İçeri gitti. Beyaz iskarpin, çanta ve tül eldivenleriyle geldi.
«İstersen beyaz elbisemi de vereyim!»
Neriman’ın gözleri parladı.
«Sahi mi? Verir misin?»
«Veririm ama, bir şartla.. Kiminle buluşacağını söylersen.»
«Hic» dedi «yalnız..»
«Hadi ordan, yalancı!»
«Ay vallahi değil, billahi değil..»
Gıdıklanıyormuş gibi gülüyordu.
«O gün, hani parkta.. Onunla mı?» «Hangi?»
«Parkta geziyordunuz hani..»
Şoförün karısının boynuna sarılan Neriman onu öptü, öptü.
«Anneme söyleme olmaz mı?»
«Onunla değil mi?»
«Evet..»
«Öğrenci değil mi o?»
«Lisede..»
«Seviyor musun?»
«Bilmem..»
«O seni seviyor mu?»
«Görme.. Senin için ölebilirim diyor-. Hem ne diyor biliyor musun?

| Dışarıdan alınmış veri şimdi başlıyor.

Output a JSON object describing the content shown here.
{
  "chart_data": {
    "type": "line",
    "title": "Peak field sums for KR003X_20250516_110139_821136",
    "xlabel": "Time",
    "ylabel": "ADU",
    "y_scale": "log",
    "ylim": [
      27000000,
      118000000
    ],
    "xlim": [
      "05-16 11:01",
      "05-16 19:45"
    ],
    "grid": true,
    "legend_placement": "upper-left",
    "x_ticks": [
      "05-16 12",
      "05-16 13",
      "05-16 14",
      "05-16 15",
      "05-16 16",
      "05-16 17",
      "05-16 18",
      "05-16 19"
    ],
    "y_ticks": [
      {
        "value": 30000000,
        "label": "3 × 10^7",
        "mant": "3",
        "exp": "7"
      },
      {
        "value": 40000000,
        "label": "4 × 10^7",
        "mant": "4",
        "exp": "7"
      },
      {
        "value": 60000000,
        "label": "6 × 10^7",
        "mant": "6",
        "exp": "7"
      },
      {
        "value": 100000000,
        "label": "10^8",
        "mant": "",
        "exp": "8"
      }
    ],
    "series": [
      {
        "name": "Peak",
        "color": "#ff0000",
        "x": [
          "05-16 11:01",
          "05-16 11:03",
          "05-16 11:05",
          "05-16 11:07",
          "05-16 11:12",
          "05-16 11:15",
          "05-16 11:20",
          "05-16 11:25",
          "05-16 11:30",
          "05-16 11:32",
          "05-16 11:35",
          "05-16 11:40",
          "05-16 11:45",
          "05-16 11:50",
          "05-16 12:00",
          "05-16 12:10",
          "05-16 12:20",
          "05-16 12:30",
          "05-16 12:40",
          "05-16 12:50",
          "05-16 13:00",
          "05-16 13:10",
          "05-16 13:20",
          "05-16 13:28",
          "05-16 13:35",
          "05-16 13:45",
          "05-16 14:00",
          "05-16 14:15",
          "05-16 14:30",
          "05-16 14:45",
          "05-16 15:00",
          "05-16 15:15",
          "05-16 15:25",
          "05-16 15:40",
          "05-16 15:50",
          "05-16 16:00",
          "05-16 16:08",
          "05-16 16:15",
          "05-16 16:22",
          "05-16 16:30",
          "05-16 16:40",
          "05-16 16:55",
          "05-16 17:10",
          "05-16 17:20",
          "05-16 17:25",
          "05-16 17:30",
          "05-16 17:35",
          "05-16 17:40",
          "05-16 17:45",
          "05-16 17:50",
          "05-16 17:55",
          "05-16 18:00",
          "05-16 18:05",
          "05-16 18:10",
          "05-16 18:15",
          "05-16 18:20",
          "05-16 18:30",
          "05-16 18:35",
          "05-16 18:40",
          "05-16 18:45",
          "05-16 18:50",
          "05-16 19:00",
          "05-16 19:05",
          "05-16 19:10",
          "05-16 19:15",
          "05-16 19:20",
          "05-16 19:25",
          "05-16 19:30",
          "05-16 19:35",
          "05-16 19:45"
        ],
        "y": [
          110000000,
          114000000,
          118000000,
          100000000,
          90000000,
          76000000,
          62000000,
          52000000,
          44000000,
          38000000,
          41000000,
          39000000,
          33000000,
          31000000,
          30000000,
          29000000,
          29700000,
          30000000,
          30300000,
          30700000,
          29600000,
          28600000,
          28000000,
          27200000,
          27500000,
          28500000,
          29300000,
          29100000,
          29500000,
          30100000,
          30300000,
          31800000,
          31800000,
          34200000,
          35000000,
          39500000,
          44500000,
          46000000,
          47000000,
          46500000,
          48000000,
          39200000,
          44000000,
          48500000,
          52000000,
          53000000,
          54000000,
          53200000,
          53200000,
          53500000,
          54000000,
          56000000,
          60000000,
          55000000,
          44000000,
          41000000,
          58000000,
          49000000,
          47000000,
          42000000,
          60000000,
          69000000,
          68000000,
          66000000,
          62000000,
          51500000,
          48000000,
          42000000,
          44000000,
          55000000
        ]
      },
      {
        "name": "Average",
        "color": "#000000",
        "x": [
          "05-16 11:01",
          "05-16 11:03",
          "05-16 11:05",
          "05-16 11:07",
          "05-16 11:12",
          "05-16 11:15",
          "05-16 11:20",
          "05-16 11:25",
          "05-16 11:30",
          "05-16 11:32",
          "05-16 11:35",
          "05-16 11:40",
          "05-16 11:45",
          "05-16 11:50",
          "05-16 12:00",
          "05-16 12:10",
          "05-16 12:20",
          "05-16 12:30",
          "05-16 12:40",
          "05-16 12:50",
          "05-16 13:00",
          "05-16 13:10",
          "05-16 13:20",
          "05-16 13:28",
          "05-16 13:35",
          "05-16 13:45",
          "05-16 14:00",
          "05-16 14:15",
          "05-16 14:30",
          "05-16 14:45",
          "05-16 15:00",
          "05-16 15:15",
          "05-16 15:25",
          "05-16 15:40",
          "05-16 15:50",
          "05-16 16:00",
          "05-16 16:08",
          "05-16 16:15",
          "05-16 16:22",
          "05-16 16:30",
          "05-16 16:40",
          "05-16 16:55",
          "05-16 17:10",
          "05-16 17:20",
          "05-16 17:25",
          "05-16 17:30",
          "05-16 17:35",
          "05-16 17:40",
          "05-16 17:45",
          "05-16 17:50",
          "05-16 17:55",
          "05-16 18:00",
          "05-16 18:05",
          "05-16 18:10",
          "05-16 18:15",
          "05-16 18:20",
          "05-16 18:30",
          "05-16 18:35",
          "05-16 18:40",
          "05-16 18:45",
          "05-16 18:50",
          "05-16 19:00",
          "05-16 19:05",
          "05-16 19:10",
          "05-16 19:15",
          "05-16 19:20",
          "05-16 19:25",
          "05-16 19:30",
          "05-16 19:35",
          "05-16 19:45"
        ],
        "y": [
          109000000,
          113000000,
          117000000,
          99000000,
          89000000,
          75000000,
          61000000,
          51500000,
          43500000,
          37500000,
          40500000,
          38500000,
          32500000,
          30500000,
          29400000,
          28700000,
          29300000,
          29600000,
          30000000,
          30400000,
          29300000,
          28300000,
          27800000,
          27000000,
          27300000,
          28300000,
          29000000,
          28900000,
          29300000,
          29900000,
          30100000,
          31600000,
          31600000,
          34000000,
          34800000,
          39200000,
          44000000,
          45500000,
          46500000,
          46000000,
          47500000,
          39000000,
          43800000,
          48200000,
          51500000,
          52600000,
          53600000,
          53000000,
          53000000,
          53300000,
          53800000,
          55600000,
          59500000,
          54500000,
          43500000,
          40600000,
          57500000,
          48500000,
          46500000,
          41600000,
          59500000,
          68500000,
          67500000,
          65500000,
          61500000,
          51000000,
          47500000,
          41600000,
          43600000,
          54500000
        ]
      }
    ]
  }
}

Tıpkı diyor, tıpkı
Lana Turner’e benzk yorsun diyor.. İstanbul’a gidelim diyor..»
«İstanbul’a mı gidelim diyor? Ne yapacaksınız orda?»
«Film çevireceğiz. Onun orda öyle tanıdıkları var ki.. Seni bir görsünler diyor..»
«Sen ne diyorsun?»
«Ben mi? Hiç..»
Şoförün karısı:
«Böyle maceralardan vazgeç» dedi. «O daha bir okul öğrencisi, ağzı süt kokuyor.
Sense yetişmiş bir kızsın. Otur evinde, bekle kısmetini. Bir çocuğun peşine düşülüp de diyar diyar gidilir mi? Senin gibi neler var orda..»
«… artist olacağım derken, başına iş açar, ortalığa düşersin Al ah göstermiye…»
Şoförün karısına öfkeyle bakan Neriman :
«Bu memleketten ve Çamaşırcı Hacer’in kızı olmaktan bıktım Saime Abla!» dedi-
«Sokağa çıkarken giyecek doğru dürüst bir şeyim yok- Ondan bundan istemekten utanıyorum, yerlere geçiyorum.. Ben de gencim, benim de canım var, ben de kendime ait öteberilerimi herkes gibi giyinmek isterim, hakkım değil mi?»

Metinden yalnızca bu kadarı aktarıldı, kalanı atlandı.